Idealistyczny zaczyn ofiary z egotycznych widoków i upodobań, dalekich od wysokich tchnień prawego Indywidualizmu, czerpie Eliza Orzeszkowa z głębin swego doskonale niewieściego, skrzydlatego ducha.
A dusze „skrzydlate“, dusze noszące w sobie ideał, „rozpoznasz po tem, mówi ona, że nigdy nie znają spokoju, bo jakkolwiekby wielkie nagromadziły one skarby, zdaje im się zawsze, że plon ich zbyt mały. Rozpoznasz te dusze po tem, że w samem ich jądrze słowo Ja zasłonięte jest od brzegu do brzegu przez słowo Ideał, i po tem jeszcze, że bardzo rzadko szumiące ich skrzydła ucisza słodycz zapachów kwiatowych. Rozpoznasz je po tem, że mają zawsze serca, że szczęście w tych sercach bywa gościem rzadkim, i że te serca, jak owe rododendrony himalajskie, których szkarłatne kielichy tylko w cieniach najgłębszych rozwijać się mogą, płoną szkarłatem tęsknoty, samotne i niepoznane“.

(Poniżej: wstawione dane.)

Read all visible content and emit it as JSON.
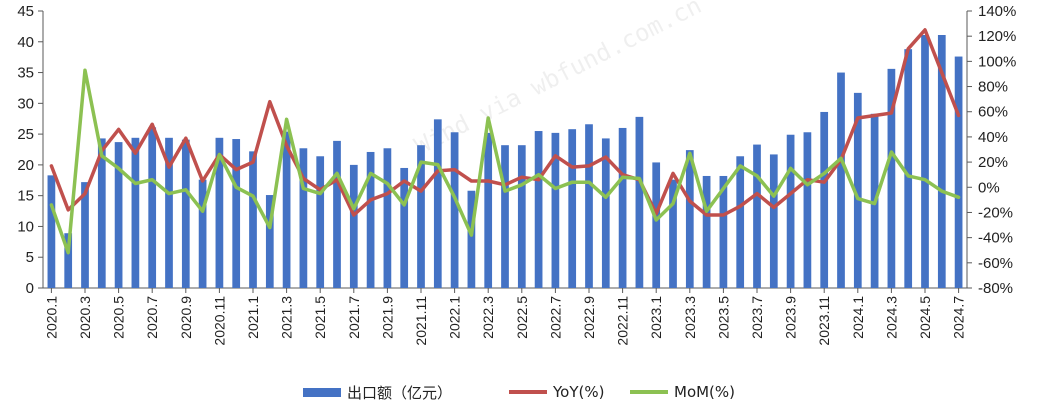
{
  "chart_data": {
    "type": "bar",
    "categories": [
      "2020.1",
      "2020.2",
      "2020.3",
      "2020.4",
      "2020.5",
      "2020.6",
      "2020.7",
      "2020.8",
      "2020.9",
      "2020.10",
      "2020.11",
      "2020.12",
      "2021.1",
      "2021.2",
      "2021.3",
      "2021.4",
      "2021.5",
      "2021.6",
      "2021.7",
      "2021.8",
      "2021.9",
      "2021.10",
      "2021.11",
      "2021.12",
      "2022.1",
      "2022.2",
      "2022.3",
      "2022.4",
      "2022.5",
      "2022.6",
      "2022.7",
      "2022.8",
      "2022.9",
      "2022.10",
      "2022.11",
      "2022.12",
      "2023.1",
      "2023.2",
      "2023.3",
      "2023.4",
      "2023.5",
      "2023.6",
      "2023.7",
      "2023.8",
      "2023.9",
      "2023.10",
      "2023.11",
      "2023.12",
      "2024.1",
      "2024.2",
      "2024.3",
      "2024.4",
      "2024.5",
      "2024.6",
      "2024.7"
    ],
    "x_tick_labels": [
      "2020.1",
      "2020.3",
      "2020.5",
      "2020.7",
      "2020.9",
      "2020.11",
      "2021.1",
      "2021.3",
      "2021.5",
      "2021.7",
      "2021.9",
      "2021.11",
      "2022.1",
      "2022.3",
      "2022.5",
      "2022.7",
      "2022.9",
      "2022.11",
      "2023.1",
      "2023.3",
      "2023.5",
      "2023.7",
      "2023.9",
      "2023.11",
      "2024.1",
      "2024.3",
      "2024.5",
      "2024.7"
    ],
    "series": [
      {
        "name": "出口额（亿元）",
        "type": "bar",
        "axis": "left",
        "color": "#4472C4",
        "values": [
          18.3,
          8.9,
          17.2,
          24.3,
          23.7,
          24.4,
          26.1,
          24.4,
          24.1,
          17.6,
          24.4,
          24.2,
          22.2,
          15.1,
          25.4,
          22.7,
          21.4,
          23.9,
          20.0,
          22.1,
          22.7,
          19.5,
          23.2,
          27.4,
          25.3,
          15.8,
          25.2,
          23.2,
          23.2,
          25.5,
          25.2,
          25.8,
          26.6,
          24.3,
          26.0,
          27.8,
          20.4,
          17.6,
          22.4,
          18.2,
          18.2,
          21.4,
          23.3,
          21.7,
          24.9,
          25.3,
          28.6,
          35.0,
          31.7,
          28.3,
          35.6,
          38.8,
          41.1,
          41.1,
          37.6
        ]
      },
      {
        "name": "YoY(%)",
        "type": "line",
        "axis": "right",
        "color": "#C0504D",
        "values": [
          17,
          -18,
          -5,
          29,
          46,
          27,
          50,
          16,
          39,
          5,
          26,
          14,
          20,
          68,
          33,
          7,
          -2,
          6,
          -22,
          -10,
          -5,
          5,
          -3,
          13,
          14,
          5,
          5,
          2,
          8,
          6,
          25,
          16,
          17,
          24,
          10,
          6,
          -21,
          11,
          -11,
          -22,
          -22,
          -15,
          -5,
          -16,
          -5,
          6,
          4,
          22,
          55,
          57,
          59,
          110,
          125,
          91,
          57
        ]
      },
      {
        "name": "MoM(%)",
        "type": "line",
        "axis": "right",
        "color": "#8CC152",
        "values": [
          -14,
          -52,
          93,
          25,
          15,
          3,
          6,
          -5,
          -2,
          -19,
          26,
          0,
          -7,
          -32,
          54,
          -1,
          -5,
          11,
          -17,
          11,
          3,
          -14,
          20,
          18,
          -8,
          -38,
          55,
          -3,
          2,
          10,
          -1,
          4,
          4,
          -8,
          8,
          7,
          -26,
          -13,
          27,
          -19,
          -1,
          17,
          9,
          -7,
          15,
          2,
          11,
          23,
          -9,
          -13,
          28,
          9,
          6,
          -3,
          -8
        ]
      }
    ],
    "ylim_left": [
      0,
      45
    ],
    "left_ticks": [
      "0",
      "5",
      "10",
      "15",
      "20",
      "25",
      "30",
      "35",
      "40",
      "45"
    ],
    "ylim_right": [
      -80,
      140
    ],
    "right_ticks": [
      "-80%",
      "-60%",
      "-40%",
      "-20%",
      "0%",
      "20%",
      "40%",
      "60%",
      "80%",
      "100%",
      "120%",
      "140%"
    ],
    "grid": false,
    "legend_position": "bottom",
    "watermark": "Wind via wbfund.com.cn"
  }
}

„A cóżby było, woła, gdyby, ci, którzy w jądrach duszy noszą ideał, z powierzchni ziemi zniknęli? Byłaby to klęska taka, jakiej świat jeszcze nie widział, kula takiego kalibru, że w porównaniu z nią wszystkie plagi egipskie, w kłębek zwinięte, okazałyby się piłeczką, którą igrają dzieci“.
„A i po tem jeszcze rozpoznasz bractwo dusz skrzydlatych, że ku jakimkolwiek leciałyby gwiazdom, nietylko same ku nim lecą, lecz bronią od zerwania się tę nić, jeszcze wątłą, która ludzkość łączy z gwiazdami“.
Obok potęgi Ideału, wielkiem dobrem życia człowieczego są skarby uczucia. „Bo na ziemi, oprócz rozświetlającego ziemskie nocy księżyca Rozumu, goreje ożywiające wszystko, co żyje, słońce Uczucia; a ktokolwiek od tego słońca się oddala, tego życie zakreślać musi łuk nocny“.
W życiu ludzkiem jednem z najbardziej słonecznych uczuć jest Dobroć. „Wielką ulgę nieśćby sobie mogły wzajem dusze ludzkie, gdyby mieszkała w nich dobroć, która daje człowiekowi moc samego siebie od siebie odepchnąć i troskę serdeczną roztoczyć nad innymi“. („Ad astra“).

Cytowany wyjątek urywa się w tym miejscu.